I spent my time teaching myself anything and everything that I could get my hands on about computers. I tinkered, toyed and experimented and when I had run out of material to go through I would break it and try to fix it again.
I grew up in an exceptionally poor home. It was to the point where we were forced moved to a farm house because that was all that we could afford. No background, no financial help, nothing. Even when faced with a bleak future I still continued to educate myself. Not to change my future, but because I loved what I was doing. I was growing stronger every day and with that growth passion followed.
Finally, I was old enough to spread my own wings. We moved to another farm close to the city. I bulked up on self-help-get-employed information and set out to find a job. No job experience. No qualifications. Not even my own transport. I went to half a dozen interviews. Minimum pay and long hours never scared me. I just wanted to do what I love. Regardless, nobody was interested.
William’s experience to this point seemed to justify the predictions of his teachers. But notice what he does next. This is a classic buccaneer move…
I was at an all-time low. I decided that whatever my next interview would be, I would get the job. I saw an ad in the paper for a “technical call center agent” and decided to apply. I remember walking into that office like it was yesterday. This company had a library full of books, a server to test things on and more than enough room. It was my dream opportunity. Right there and then I decided that I had enough. I told the interviewer that I knew on paper I was not much to look at. “But,” I said, “I promise that if you hire me you won’t regret it.” I told him about my thirst for knowledge and how my passion drives me. Five hours later, I got the call: I got the job.

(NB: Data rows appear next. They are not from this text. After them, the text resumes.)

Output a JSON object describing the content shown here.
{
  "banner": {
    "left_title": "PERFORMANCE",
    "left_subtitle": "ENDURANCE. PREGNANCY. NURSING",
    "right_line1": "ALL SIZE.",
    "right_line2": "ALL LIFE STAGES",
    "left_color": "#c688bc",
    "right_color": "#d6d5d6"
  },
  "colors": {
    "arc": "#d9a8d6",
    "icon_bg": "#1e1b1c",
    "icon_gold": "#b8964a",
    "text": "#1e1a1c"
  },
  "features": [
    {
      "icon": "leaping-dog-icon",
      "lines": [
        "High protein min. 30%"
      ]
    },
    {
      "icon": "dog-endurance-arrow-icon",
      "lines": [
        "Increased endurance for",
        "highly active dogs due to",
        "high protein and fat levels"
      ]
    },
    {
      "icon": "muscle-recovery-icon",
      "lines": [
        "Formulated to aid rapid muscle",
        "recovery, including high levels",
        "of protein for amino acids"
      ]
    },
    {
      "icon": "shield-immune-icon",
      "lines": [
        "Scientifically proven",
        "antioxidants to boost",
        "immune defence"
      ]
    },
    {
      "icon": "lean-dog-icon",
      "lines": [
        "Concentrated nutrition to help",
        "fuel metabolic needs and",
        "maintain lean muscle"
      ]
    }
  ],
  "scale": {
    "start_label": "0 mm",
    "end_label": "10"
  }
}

It was only as a Technical call centre call logger but I was proud. My employer nicknamed me ‘future’ which I wore with a smile on my face because on that day of the interview I promised him that I would be the future of the company. Let it be understood that I was not seen as arrogant: because I fully believed every word that I said.
In four years, William has gone from being a call logger, to a call center consultant, to a junior systems engineer, then systems engineer, senior systems engineer, messaging architect, and technical manager.
Today it’s nearly four years later. As I’m writing this I am sitting in my own office, with technology that I helped build from the ground up and an e-mail signature that reads ‘Technical Manager’ which will soon change to ‘Technical Director’. Today as your reading this I am more driven than ever and doing what I love. I can say with full conviction that I am William Boshoff and I am a buccaneer!
I have never been wealthy by American standards, but William was downright poor. Still, he doesn’t see poverty as a barrier.
In today’s world, there is no excuse not to learn. While living on a farm, I didn’t have access to libraries. But even when I had nothing, I would go to an internet cafe and download ebooks.
I love hearing stories like William’s. I dip my colors to you, fellow buccaneer!